Ce que le PC a abandonné, c'est cela, à mon avis.
Donc pas de projet de perspective politique et en même
temps abandon des fondamentaux du PC qui est la défense
intransigeante des intérêts des gens, de se battre
avec eux pour obtenir des résultats, de proposer à
l'Assemblée Nationale et d'ouvrir une perspective politique.
A mon sens c'est ça la question.
WSWS: Est-ce qu'il y a d'anciens électeurs et membres
du PC qui votent maintenant FN?
MG: Oui, il y en a de tous les partis. Les déçus
du socialisme, les déçus de la gauche. Ils montrent
leur déception. C'est ce que j'appellerai, comme on dit
chez moi en picard, des réactions de cocu. Quand on est
trompé une fois, vous savez bien qu'on a une mauvaise
réaction. Eh bien là c'est pareil. Le pire c'est
que c'est plus grave, bien plus grave. Je ne dis pas que c'est
bien d'être cocu mais en l'occurrence être cocufié
trois fois de suite, une fois par la gauche, ensuite une fois
par la droite - fracture sociale - et une nouvelle fois par la
gauche, à force d'être cocufié on commence
à... Donc des électeurs du FN qui ne sont pas durablement
obligatoirement des racistes, fascistes etc, c'est l'exaspération
de ne pas être entendus, écoutés et d'être
trompés.
WSWS: Comment voyez-vous l'avenir du PC?
MG: L'avenir du PC? Il faut le refonder le PC. Il faut
le reconstruire sur ses bases. On a abandonné la classe
ouvrière, on a abandonné les travailleurs. On a
même abandonné le mot parce que cela nous faisait
peur. Écoutez, moi, je suis un ouvrier, je suis avec les
ouvriers, avec les salariés, avec les employés.
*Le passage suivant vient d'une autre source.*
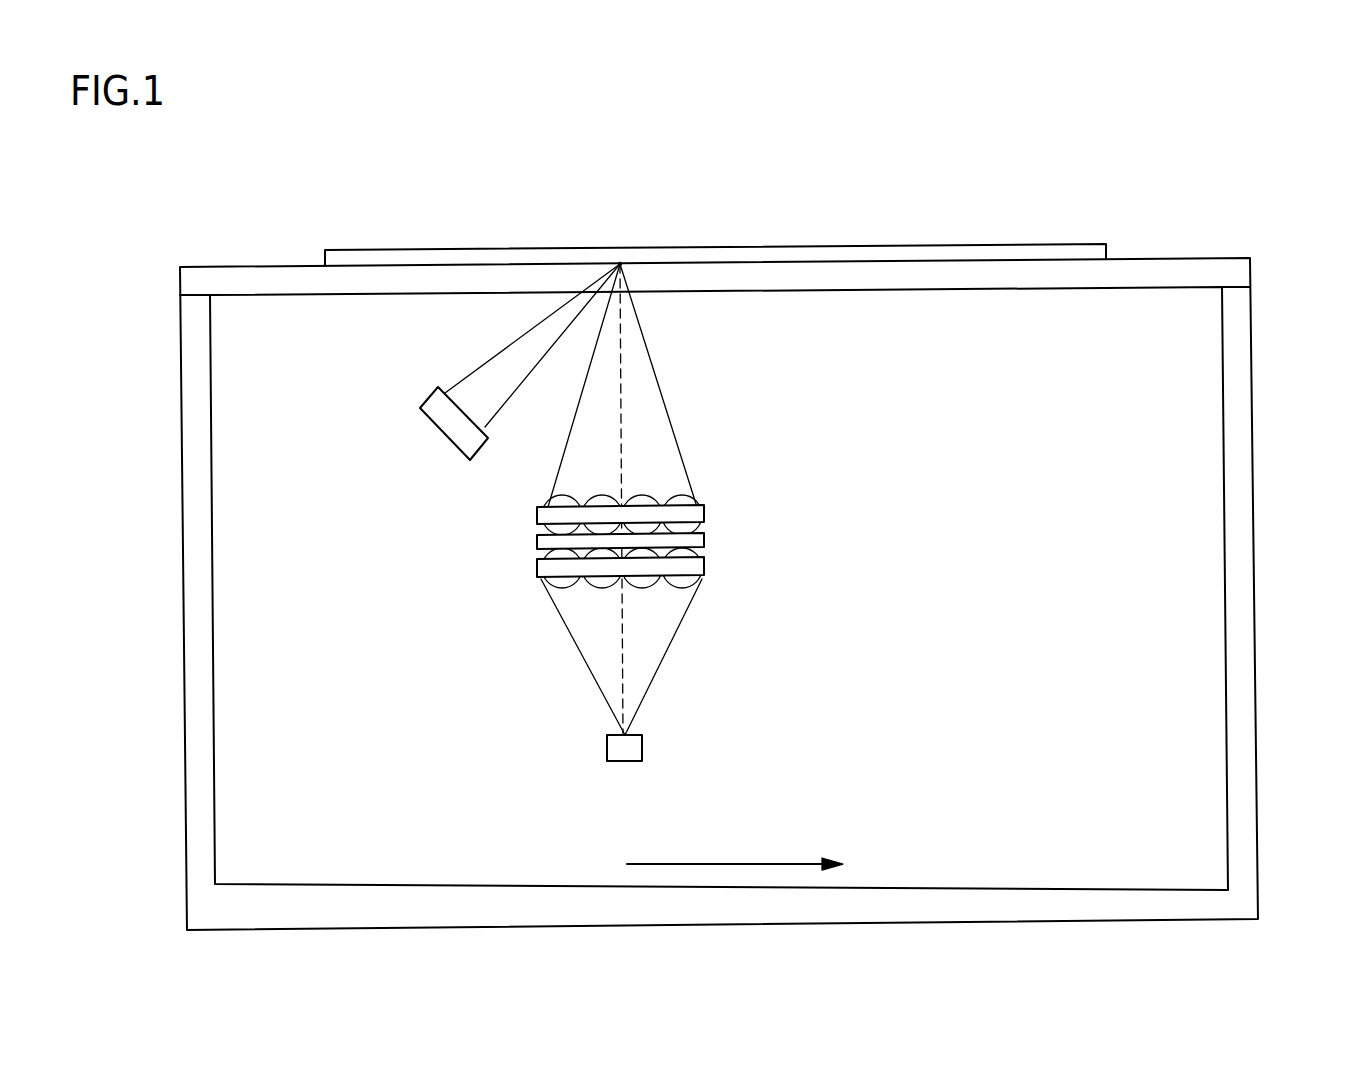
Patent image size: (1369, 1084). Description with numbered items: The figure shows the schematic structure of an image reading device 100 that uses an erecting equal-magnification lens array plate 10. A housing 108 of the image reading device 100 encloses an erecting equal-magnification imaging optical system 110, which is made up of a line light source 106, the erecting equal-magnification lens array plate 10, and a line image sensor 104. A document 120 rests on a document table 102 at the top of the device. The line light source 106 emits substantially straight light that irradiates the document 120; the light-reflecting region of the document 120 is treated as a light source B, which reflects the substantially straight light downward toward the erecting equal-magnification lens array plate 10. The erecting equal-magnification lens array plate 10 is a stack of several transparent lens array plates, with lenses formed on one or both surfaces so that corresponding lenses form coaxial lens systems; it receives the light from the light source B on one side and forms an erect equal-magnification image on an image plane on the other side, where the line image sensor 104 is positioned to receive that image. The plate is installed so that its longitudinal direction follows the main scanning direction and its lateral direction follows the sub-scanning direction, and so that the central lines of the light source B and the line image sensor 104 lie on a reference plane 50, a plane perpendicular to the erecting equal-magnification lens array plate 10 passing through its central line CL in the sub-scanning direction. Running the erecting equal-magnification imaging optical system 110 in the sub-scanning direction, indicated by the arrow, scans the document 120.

The image reading device 100 is at (1174, 182).
The document table 102 is at (1180, 257).
The housing 108 is at (1250, 588).
The document 120 is at (908, 253).
The line light source 106 is at (442, 435).
The light source B is at (626, 265).
The reference plane 50 is at (622, 413).
The central line CL is at (624, 513).
The erecting equal-magnification imaging optical system 110 is at (488, 590).
The erecting equal-magnification lens array plate 10 is at (744, 530).
The line image sensor 104 is at (642, 748).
La classe ouvrière a changé bien sûr, mais
elle existe. Et regardez ce qu'il y a: la précarité
aujourd'hui dans l'emploi. Tous ces jeunes que vous voyez là
qui vous disent être intérimaires parce qu'ils travaillent
pour rien et qui sont payés avec deux fois rien et ils
n'ont même pas la perspective, seulement la perspective,
de fonder une famille parce qu'ils ne savent pas s'ils vont être
embauchés ou s'ils vont être licenciés demain.
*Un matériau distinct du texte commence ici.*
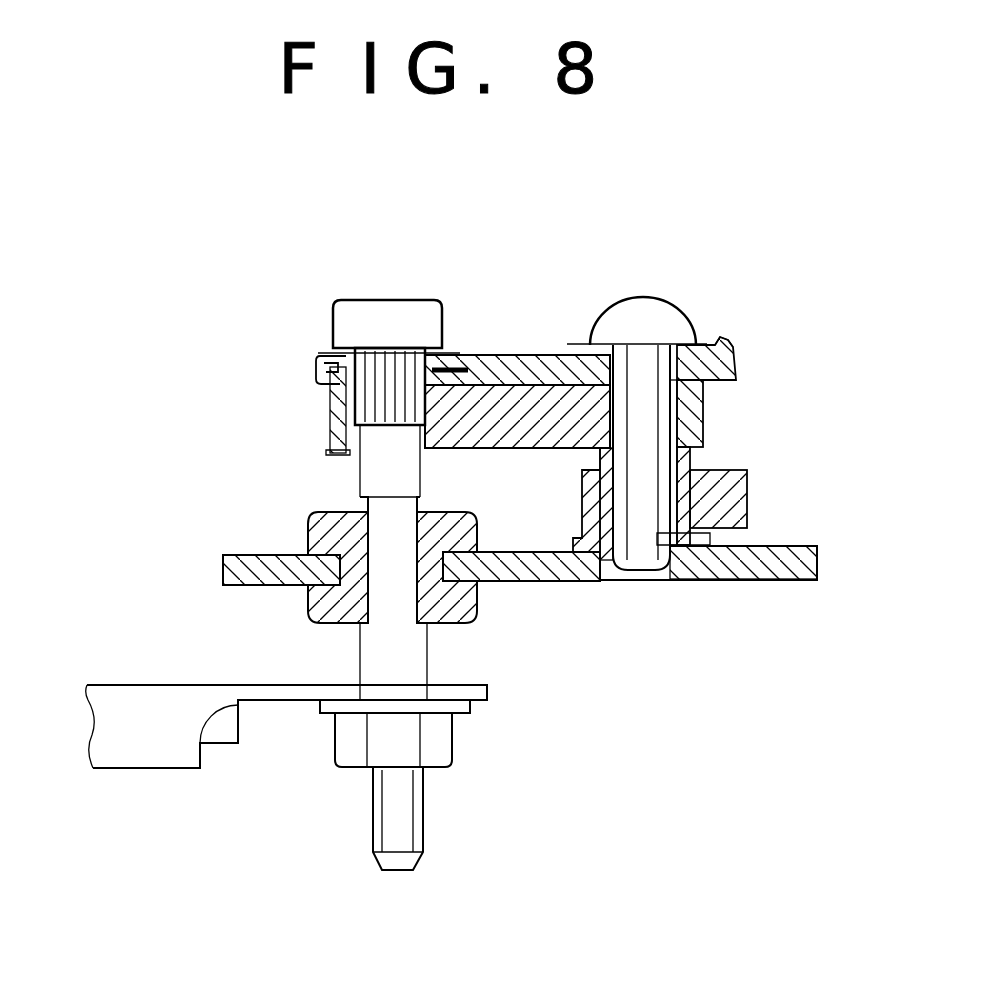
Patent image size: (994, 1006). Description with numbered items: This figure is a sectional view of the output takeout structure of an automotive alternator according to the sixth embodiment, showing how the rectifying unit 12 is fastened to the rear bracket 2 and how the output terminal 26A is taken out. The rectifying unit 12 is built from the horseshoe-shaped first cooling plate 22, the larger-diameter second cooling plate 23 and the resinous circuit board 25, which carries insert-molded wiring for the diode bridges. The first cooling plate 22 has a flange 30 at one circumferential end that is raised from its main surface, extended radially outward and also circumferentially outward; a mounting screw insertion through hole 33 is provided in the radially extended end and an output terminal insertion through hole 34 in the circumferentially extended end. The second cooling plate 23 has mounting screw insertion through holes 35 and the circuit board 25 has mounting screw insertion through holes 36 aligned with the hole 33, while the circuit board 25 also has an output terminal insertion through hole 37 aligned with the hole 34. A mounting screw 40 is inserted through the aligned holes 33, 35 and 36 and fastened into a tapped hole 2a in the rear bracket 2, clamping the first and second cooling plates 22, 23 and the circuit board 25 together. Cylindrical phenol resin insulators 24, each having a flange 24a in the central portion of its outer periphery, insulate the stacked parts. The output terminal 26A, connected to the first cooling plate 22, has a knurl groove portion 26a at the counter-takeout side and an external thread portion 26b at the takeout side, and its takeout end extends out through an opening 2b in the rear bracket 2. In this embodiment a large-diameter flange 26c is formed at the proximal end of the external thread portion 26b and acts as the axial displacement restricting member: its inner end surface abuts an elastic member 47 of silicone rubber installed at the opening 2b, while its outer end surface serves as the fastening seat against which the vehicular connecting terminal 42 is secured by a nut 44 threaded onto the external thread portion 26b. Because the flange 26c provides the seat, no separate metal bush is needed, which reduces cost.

The rear bracket 2 is at (736, 584).
The tapped hole 2a is at (650, 570).
The opening 2b is at (452, 512).
The rectifying unit 12 is at (738, 330).
The first cooling plate 22 is at (537, 412).
The second cooling plate 23 is at (580, 500).
The insulator 24 is at (610, 548).
The flange 24a is at (715, 458).
The circuit board 25 is at (746, 341).
The output terminal 26A is at (390, 296).
The knurl groove portion 26a is at (333, 438).
The external thread portion 26b is at (372, 802).
The large-diameter flange 26c is at (366, 658).
The flange 30 is at (485, 398).
The mounting screw insertion through hole 33 is at (703, 405).
The output terminal insertion through hole 34 is at (332, 405).
The mounting screw insertion through hole 35 is at (750, 500).
The mounting screw insertion through hole 36 is at (735, 365).
The output terminal insertion through hole 37 is at (318, 365).
The mounting screw 40 is at (652, 297).
The vehicular connecting terminal 42 is at (151, 684).
The nut 44 is at (455, 740).
The elastic member 47 is at (470, 600).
Il faut leur donner de l'espoir, de la perspective mais pas avec
des mots, avec des mesures concrètes, précises,
vous voyez. Il faut que le PC retrouve l'idée communiste
qui est toujours valable. Il y a des gens ici qui m'ont dit «on
aime bien le communisme que vous appliquez», c'est un journaliste
d'ailleurs qui a dit ça. Eh bien oui, le communisme de
proximité, un communisme qui donne l'espoir, qui se bat,
qui donne des perspectives mais pas en restant dans les bureaux
feutrés, les lambris dorés, mais être proche
des gens, à l'écoute, au dialogue.
WSWS: Comment voyez-vous l'expérience de l'Union
Soviétique?
MG: Cela a été une expérience historique
donnée qui a joué un grand rôle dans le monde,
y compris dans les pays capitalistes. Nous n'aurions pas ce que
nous avons dans les pays capitalistes aujourd'hui s'il n'y avait
pas eu l'Union soviétique. Historiquement parlant. Mais
le plus grand défaut pour avoir bien connu ces pays-là,
avoir beaucoup discuté avec les dirigeants, c'est que,
quand on ne fait pas confiance au peuple, quand on dépolitise
le peuple, quand on ne joue pas la démocratie, la participation
citoyenne, on ne peut pas transformer une société.
On ne peut pas avoir des dirigeants qui disent d'un côté
«c'est nous qui déciderons le bonheur qu'on vous
fait». Ben non! Cela ne se conçoit pas comme ça.
La construction d'une société nouvelle cela fait
obligatoirement appel à la liberté, la créativité
des gens, à leur épanouissement complet. C'est
ce qu'ils n'ont pas compris. C'était bureaucratique.
WSWS: Que pensez-vous de Trotsky?
MG: De qui?
WSWS: Trotsky.
MG: Trotsky? Il est mort. Paix à son âme.